“I just met a representative of Fujinet headquartered in HCM City and found that the enterprise’s production and business performance is very good with high growth rates of 20-30 percent. What is the driving force for growth for the enterprise, if noting that its personnel has expanded just a little, but productivity has increased sharply?" said An Ngoc Thao, deputy secretary general of VINASA (Vietnam Software & IT services), speaking to VietNamNet on the sidelines of Japan ICT Day 2024 held in Hanoi on December 2.
The driving force was human resource optimization, together with AI application, he said.
Fujinet spent three years to develop an AI (artificial intelligence) automated text extractor using OCR technology for Japanese clients with no revenue, and then witnessed the revenue boom this year. Many Japanese partners contacted Fujinet to place orders, including businesses in Vietnam and Japan, and mega projects.
The AI core is researched and developed by Fujinet staff which can be used to solve different problems, from identity card recognition to text form recognition.
“It is AI which has created new vitality for BPO (business process outsourcing) services of many Vietnamese enterprises. After the initial boom period, the number of BPO projects for Japan developed by Japanese firms once shrank because of low income and huge investment."

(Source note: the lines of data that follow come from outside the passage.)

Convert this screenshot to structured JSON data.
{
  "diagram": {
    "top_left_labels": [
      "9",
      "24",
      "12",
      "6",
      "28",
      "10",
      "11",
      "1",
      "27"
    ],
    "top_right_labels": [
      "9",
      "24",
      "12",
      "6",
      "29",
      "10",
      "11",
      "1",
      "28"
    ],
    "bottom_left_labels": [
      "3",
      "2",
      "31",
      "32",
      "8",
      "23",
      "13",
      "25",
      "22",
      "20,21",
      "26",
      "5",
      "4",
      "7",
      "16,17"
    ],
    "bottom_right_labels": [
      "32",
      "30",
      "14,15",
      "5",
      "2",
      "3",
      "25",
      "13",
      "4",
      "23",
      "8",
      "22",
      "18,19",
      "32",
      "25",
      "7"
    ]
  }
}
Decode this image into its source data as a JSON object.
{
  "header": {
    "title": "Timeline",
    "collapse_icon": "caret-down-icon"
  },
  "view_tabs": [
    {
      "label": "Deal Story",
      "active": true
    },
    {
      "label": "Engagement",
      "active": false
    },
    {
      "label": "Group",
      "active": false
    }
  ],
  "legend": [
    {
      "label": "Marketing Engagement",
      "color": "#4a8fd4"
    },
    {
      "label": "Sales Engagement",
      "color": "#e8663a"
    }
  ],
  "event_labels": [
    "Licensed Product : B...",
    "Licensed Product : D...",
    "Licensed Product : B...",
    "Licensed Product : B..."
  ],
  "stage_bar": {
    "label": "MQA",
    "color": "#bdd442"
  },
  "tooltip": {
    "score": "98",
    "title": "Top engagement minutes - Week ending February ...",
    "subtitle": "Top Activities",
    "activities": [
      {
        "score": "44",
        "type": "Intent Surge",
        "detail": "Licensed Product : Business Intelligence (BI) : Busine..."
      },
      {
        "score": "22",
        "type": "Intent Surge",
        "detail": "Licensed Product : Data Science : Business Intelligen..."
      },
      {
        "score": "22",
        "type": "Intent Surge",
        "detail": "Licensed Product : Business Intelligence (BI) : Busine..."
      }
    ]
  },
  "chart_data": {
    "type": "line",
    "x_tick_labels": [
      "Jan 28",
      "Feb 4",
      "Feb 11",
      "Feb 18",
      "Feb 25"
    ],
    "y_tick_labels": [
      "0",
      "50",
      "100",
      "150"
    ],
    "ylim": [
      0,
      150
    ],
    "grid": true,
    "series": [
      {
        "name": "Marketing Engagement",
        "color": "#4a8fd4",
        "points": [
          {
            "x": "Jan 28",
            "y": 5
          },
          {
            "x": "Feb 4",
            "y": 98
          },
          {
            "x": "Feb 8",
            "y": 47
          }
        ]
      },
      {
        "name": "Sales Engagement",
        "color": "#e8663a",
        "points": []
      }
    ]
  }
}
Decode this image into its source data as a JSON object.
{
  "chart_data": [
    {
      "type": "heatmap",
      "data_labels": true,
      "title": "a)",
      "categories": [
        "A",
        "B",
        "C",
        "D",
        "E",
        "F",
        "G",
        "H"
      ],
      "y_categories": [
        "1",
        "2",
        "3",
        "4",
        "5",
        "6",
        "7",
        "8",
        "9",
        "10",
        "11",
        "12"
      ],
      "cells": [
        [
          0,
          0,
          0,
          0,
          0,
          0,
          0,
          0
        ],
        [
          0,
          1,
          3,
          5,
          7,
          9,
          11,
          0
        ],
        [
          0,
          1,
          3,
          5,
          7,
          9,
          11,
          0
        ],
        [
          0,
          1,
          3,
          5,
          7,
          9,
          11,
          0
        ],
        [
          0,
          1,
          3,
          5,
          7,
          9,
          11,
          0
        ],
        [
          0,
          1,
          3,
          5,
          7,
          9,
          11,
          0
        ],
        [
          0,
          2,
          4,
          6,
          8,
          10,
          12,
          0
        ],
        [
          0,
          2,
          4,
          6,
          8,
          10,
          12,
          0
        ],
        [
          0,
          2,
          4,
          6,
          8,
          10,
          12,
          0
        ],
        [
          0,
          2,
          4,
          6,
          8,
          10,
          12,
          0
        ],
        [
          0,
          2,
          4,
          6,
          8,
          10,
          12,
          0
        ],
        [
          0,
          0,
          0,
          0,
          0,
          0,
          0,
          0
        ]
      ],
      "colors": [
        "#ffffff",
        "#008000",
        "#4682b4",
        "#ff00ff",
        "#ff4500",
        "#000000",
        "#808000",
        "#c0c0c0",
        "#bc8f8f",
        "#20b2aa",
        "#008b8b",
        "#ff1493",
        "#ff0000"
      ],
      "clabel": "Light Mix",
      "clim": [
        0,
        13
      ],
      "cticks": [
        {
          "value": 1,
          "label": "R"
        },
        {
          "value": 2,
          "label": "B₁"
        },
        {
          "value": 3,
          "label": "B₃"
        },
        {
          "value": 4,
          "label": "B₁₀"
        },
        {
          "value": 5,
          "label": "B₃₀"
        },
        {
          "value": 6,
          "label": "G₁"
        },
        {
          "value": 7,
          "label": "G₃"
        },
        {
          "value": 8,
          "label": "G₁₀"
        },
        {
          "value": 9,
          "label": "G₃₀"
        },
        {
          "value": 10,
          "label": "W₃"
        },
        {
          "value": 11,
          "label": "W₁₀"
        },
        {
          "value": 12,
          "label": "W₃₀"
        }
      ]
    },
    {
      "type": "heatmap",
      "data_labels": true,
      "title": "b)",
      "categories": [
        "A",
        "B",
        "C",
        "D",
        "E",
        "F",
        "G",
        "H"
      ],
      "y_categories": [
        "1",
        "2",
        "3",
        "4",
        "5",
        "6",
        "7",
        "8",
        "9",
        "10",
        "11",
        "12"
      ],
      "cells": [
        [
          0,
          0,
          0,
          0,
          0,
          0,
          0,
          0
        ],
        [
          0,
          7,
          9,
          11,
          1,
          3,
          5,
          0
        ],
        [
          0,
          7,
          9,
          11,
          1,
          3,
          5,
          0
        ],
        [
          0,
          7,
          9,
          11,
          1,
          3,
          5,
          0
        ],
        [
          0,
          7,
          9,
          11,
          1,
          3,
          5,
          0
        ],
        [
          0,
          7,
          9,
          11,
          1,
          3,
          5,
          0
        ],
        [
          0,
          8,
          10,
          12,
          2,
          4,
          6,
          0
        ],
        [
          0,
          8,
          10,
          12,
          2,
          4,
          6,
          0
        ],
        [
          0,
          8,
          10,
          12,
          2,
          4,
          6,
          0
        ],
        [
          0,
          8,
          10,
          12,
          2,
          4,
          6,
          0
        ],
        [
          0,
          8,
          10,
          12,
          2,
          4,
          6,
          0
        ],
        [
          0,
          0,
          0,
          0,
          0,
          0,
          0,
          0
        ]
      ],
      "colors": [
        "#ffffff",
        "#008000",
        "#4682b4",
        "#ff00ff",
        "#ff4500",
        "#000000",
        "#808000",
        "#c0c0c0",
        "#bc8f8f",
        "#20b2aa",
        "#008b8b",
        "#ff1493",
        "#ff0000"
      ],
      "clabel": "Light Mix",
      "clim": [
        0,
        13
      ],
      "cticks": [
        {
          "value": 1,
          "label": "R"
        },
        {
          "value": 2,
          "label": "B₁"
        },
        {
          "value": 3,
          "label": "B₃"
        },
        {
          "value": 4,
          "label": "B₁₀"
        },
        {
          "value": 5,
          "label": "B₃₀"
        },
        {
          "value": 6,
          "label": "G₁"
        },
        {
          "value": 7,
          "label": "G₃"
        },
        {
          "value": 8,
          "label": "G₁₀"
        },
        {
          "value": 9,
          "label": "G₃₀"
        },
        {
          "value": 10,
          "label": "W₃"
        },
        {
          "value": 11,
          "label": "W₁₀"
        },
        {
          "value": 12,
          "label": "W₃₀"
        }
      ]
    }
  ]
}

But recently, thanks to AI which helps reduce required investment (machines can replace workers to undertake simple works such as letter recognition, image recognition, flower and fruit reckoning and error product detection) and increase profitability, the upward trend in BPO projects has returned. However, these are positioned as projects providing AI related services which can bring much higher values.
“The projects using new technologies such as AI have relatively high unit prices, about $4,000-5,000 per head per month,” Thao said.
After eight years of implementing hundreds of projects for 20 Japanese partners, NTT e-MOI has also effectively used AI.
“Blockchain was the technological trend of some years ago. The growing trend recently is low-code no-code plus AI technology,” said Nguyen Thi Anh from NTT e-MOI.
“We have implemented many projects for Japanese customers by exploiting the advantages of new technology to shorten the time needed for development. In some cases, the time needed to complete a software system is just one fourth of traditional methods.
“We have determined that low-code no-code platform, plus AI application will be our major growth driving force in the future, with targeted growth rate of 150 percent per annum,” Anh said.
Analysts say that Japanese partners have become more openhearted when working with Vietnam’s IT firms. Previously, they were very picky and Japanese businesses just wanted exactly what they requested. But nowadays, Japanese partners highly appreciate Vietnamese engineers’ capability. Therefore, they request Vietnamese businesses to give advice, so that the two sides can ‘go together for a long distance’.
NTT plans to expand BPO to provide high-quality services to the Japanese market. The services won’t just be data entry. The workers to deploy BPO services can speak Japanese like native speakers, and have professional business analysis skills. With the service expansion, its staff is expected to increase to hundreds of workers in the next 2-3 years.
$200 billion market
Mentioning the new requirements from the Japanese market, VINASA’s deputy secretary general An Ngoc Thao quoted interesting information in the speech of Junya Kawamoto, Chair of the JISA International Cooperation Committee, at Japan ICT Day 2024. Currently, not only Japanese businesses are seeking services from Vietnam, but many organizations and units in the public sector are doing this because the skills of Vietnamese human resources have approached Japan’s expectations, while Japan is increasingly lacking workers.
According to Junya Kawamoto, Japan’s IT service sector had the revenue of $200 billion and employed 1.17 million workers in 2022. The Covid-19 pandemic has exposed shortcomings of the old IT system in the public sector. This prompted Japan to set up Japan digital agency and deploy new policies, such as Cloud Government and DFFT (Data Free Flow with Trust).
As for the private economic sector, METI (Ministry of Economy, Trade and Industry) is encouraging digitization through the DX Stocks program.